Equation of the Circle

The formula for a circle is:

R^2 = (x - cx)^2 + (y - cy)^2

Where R is the radius and (cx, cy) is the center of the circle. So for each question you need to know the center and the radius. In number 1, they give you the center, you need to find the radius, in 2, you need to figure out the center (the midpoint of the diameter) and the radius.

Given the point (cx, cy), what does c represent? Also, can you take a look at the other question concerning the diagonals of a parallelogram? Let me know if I did this right?

Why so many questions? I am traveling through a precalculus textbook chapter by chapter and often get stuck somewhere along the way. Keep in mind that I do answer most of the chapter questions correctly.

Cx, and Cy are the x and y coordinates of the center of the circle.

If you set both Cx and Cy to 0, you get a circle with the center at (0,0).

If you do this, do you see what happens to the equation?

Let cx = 0 and cy = 0.

R^2 = (x - 0)^2 + (y - 0)^2

R^2 = x^2 + y^2

This is the general form for the equation of a circle centered at the origin.
In what way does this lead to the answer?

cx is just the X coordinate of the center, cy is the Y coordinate, so if the center is (−2, −6), the formula is going to look like R^2 = (x+2)^2 + (y+6)^2. You need to find R^2 to complete the formula. If you just plug in the point given, you should get the answer.

Your parallelogram problem looked fine.

Engineer is being a little silly because I hurt his feelings on a political thread. That is why on math threads he is repeating answers that I have already given you.

On a math thread, it is a ridiculous.

Because is cx and cy represent the x and y coordinates of the circle... than setting cx,xy to (0,0) is a circle (centered at the origin). See how it makes sense?

Inserting different interesting values to see if it makes sense is a good way to to understand a mathematical relation.

How does this in any way answer questions 1 and 2?

1. Center: (−2, −6);
Solution point: (1, −10)

R^2 = (x -(-2))^2 + (y - (-6))^2

R^2 = (x + 2)^2 + (y + 6)^2

To find R, I must use the distance formula.

Yes?

R = sqrt{(-2 - 1)^2 + (-6 -(-10))^2}

R = sqrt{(-3)^2 + (-6 + 10)^2}

R = sqrt{9 + 16}

R = sqrt{25}

R = 5

If R = 5, then R^2 = 25.

The equation is as follows:

25 = (x + 2)^2 + (y + 6)^2

Is this right?


2. Endpoints of a diameter:
(11, −5), (3, 15).

Let M = midpoint of diameter.

M = [(11 + 3)/2, (-5 + 15)/2]

M = (14/2, 10/2)

M = (7, 5)

I see that the equation is not centered at the origin.

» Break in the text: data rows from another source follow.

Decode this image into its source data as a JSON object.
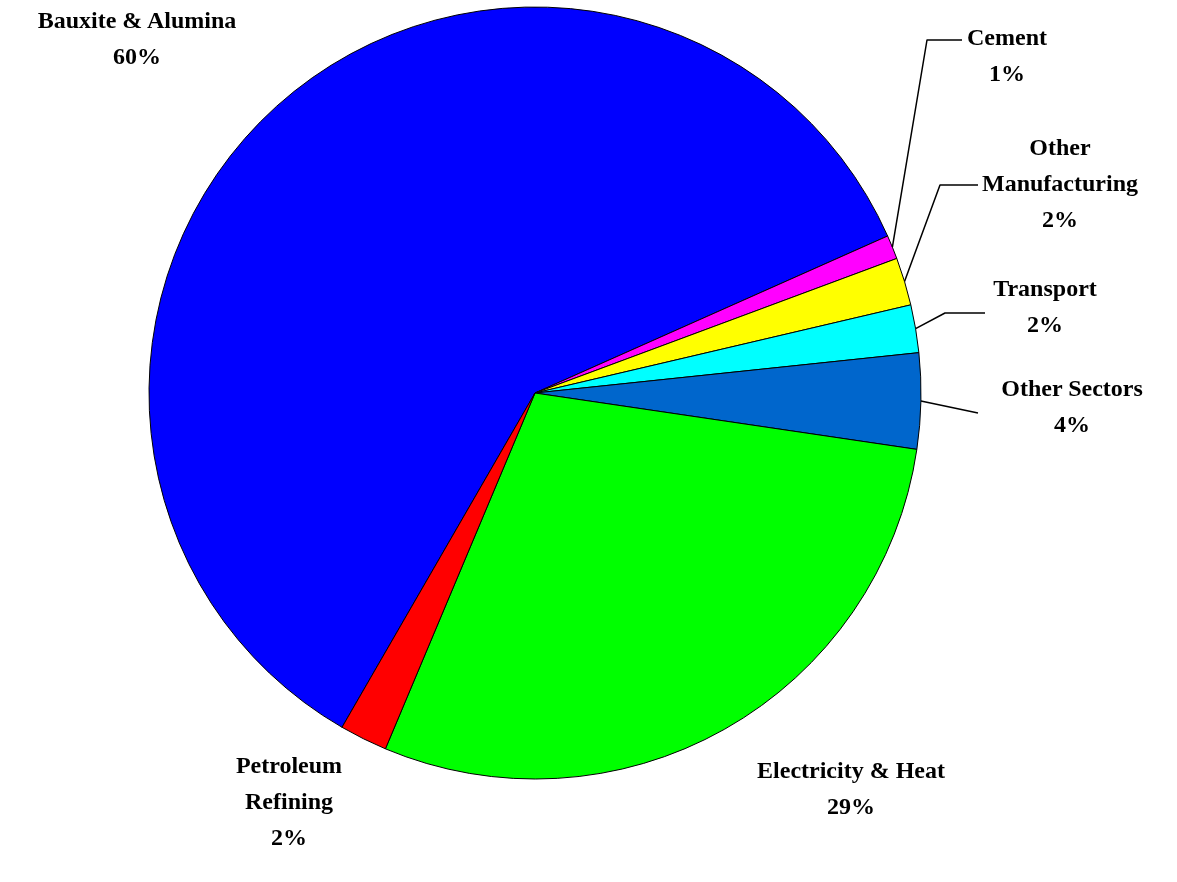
{
  "chart_data": {
    "type": "pie",
    "categories": [
      "Bauxite & Alumina",
      "Cement",
      "Other Manufacturing",
      "Transport",
      "Other Sectors",
      "Electricity & Heat",
      "Petroleum Refining"
    ],
    "values": [
      60,
      1,
      2,
      2,
      4,
      29,
      2
    ],
    "value_labels": [
      "60%",
      "1%",
      "2%",
      "2%",
      "4%",
      "29%",
      "2%"
    ],
    "colors": [
      "#0000ff",
      "#ff00ff",
      "#ffff00",
      "#00ffff",
      "#0066cc",
      "#00ff00",
      "#ff0000"
    ]
  }
}
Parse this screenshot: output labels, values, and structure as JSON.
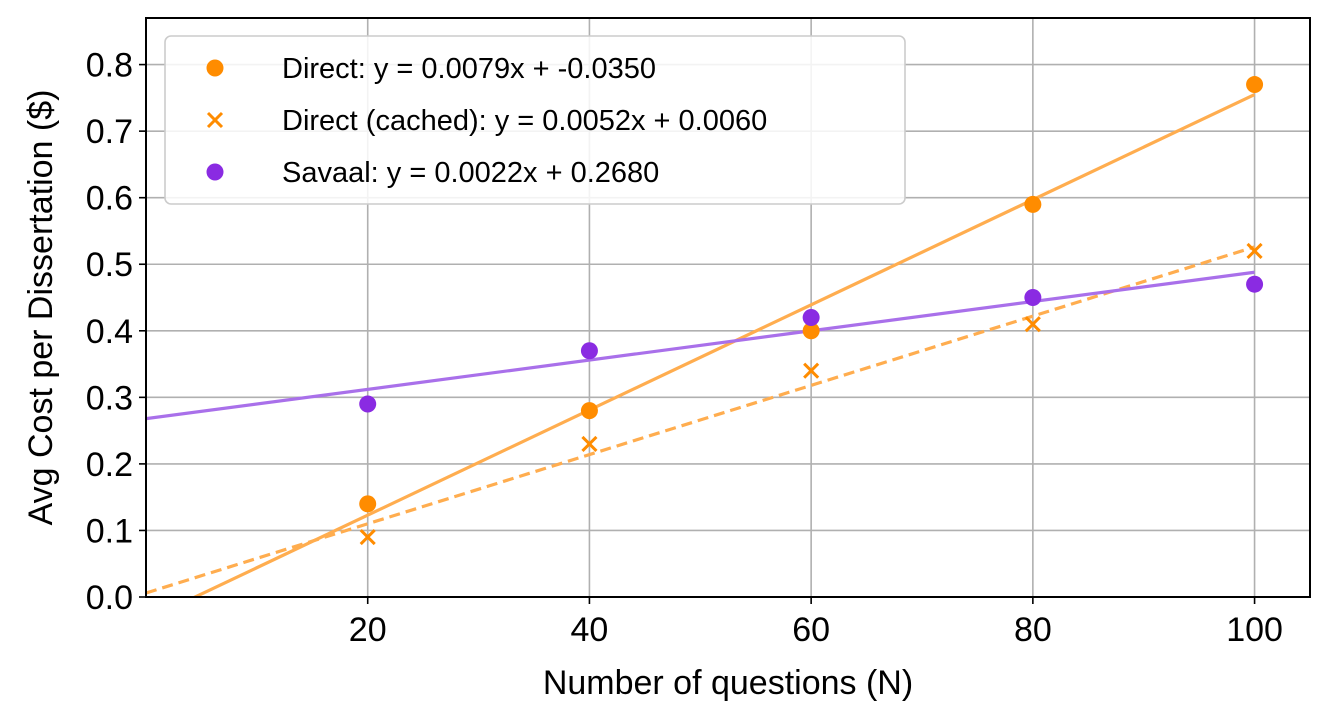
{
  "chart_data": {
    "type": "scatter",
    "xlabel": "Number of questions (N)",
    "ylabel": "Avg Cost per Dissertation ($)",
    "xlim": [
      0,
      105
    ],
    "ylim": [
      0,
      0.87
    ],
    "x_ticks": [
      20,
      40,
      60,
      80,
      100
    ],
    "x_tick_labels": [
      "20",
      "40",
      "60",
      "80",
      "100"
    ],
    "y_ticks": [
      0.0,
      0.1,
      0.2,
      0.3,
      0.4,
      0.5,
      0.6,
      0.7,
      0.8
    ],
    "y_tick_labels": [
      "0.0",
      "0.1",
      "0.2",
      "0.3",
      "0.4",
      "0.5",
      "0.6",
      "0.7",
      "0.8"
    ],
    "grid": true,
    "legend_position": "top-left",
    "series": [
      {
        "name": "Direct: y = 0.0079x + -0.0350",
        "marker": "circle",
        "color": "#ff8c00",
        "x": [
          20,
          40,
          60,
          80,
          100
        ],
        "y": [
          0.14,
          0.28,
          0.4,
          0.59,
          0.77
        ],
        "fit": {
          "slope": 0.0079,
          "intercept": -0.035,
          "line_style": "solid",
          "color": "#ffad4f"
        }
      },
      {
        "name": "Direct (cached): y = 0.0052x + 0.0060",
        "marker": "x",
        "color": "#ff8c00",
        "x": [
          20,
          40,
          60,
          80,
          100
        ],
        "y": [
          0.09,
          0.23,
          0.34,
          0.41,
          0.52
        ],
        "fit": {
          "slope": 0.0052,
          "intercept": 0.006,
          "line_style": "dashed",
          "color": "#ffad4f"
        }
      },
      {
        "name": "Savaal: y = 0.0022x + 0.2680",
        "marker": "circle",
        "color": "#8a2be2",
        "x": [
          20,
          40,
          60,
          80,
          100
        ],
        "y": [
          0.29,
          0.37,
          0.42,
          0.45,
          0.47
        ],
        "fit": {
          "slope": 0.0022,
          "intercept": 0.268,
          "line_style": "solid",
          "color": "#a970ea"
        }
      }
    ]
  }
}
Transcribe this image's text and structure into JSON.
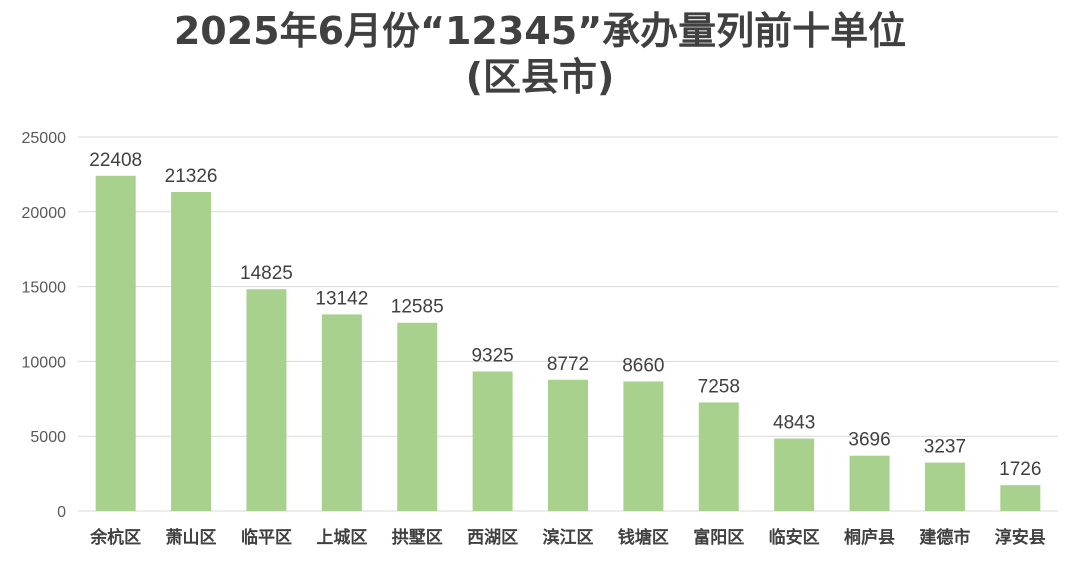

R = sqrt{(7 - 3)^2 + (5 - 15)^2}

R = sqrt{(4)^2 + (-10)^2}

R = sqrt{16 + 100}

R = sqrt{116}

If R = sqrt{116}, then R^2 = 116.

The equation is as follows:

116 = (x - 7)^2 + (y - 5)^2

Is this right?

Your methodology is right, but in the first one you forgot to square 16.

What do you mean forgot to square 16?


R = sqrt{(-2 - 1)^2 + (-6 -(-10))^2}

R = sqrt{(-3)^2 + (-6 + 10)^2}

R = sqrt{9 + 16}

R = sqrt{25}

R = 5

If R = 5, then R^2 = 25.

The equation is as follows:

25 = (x + 2)^2 + (y + 6)^2

Yes?

My mistake, you are correct, nice job.

Thank you. Look for questions as I travel through my precalculus textbook.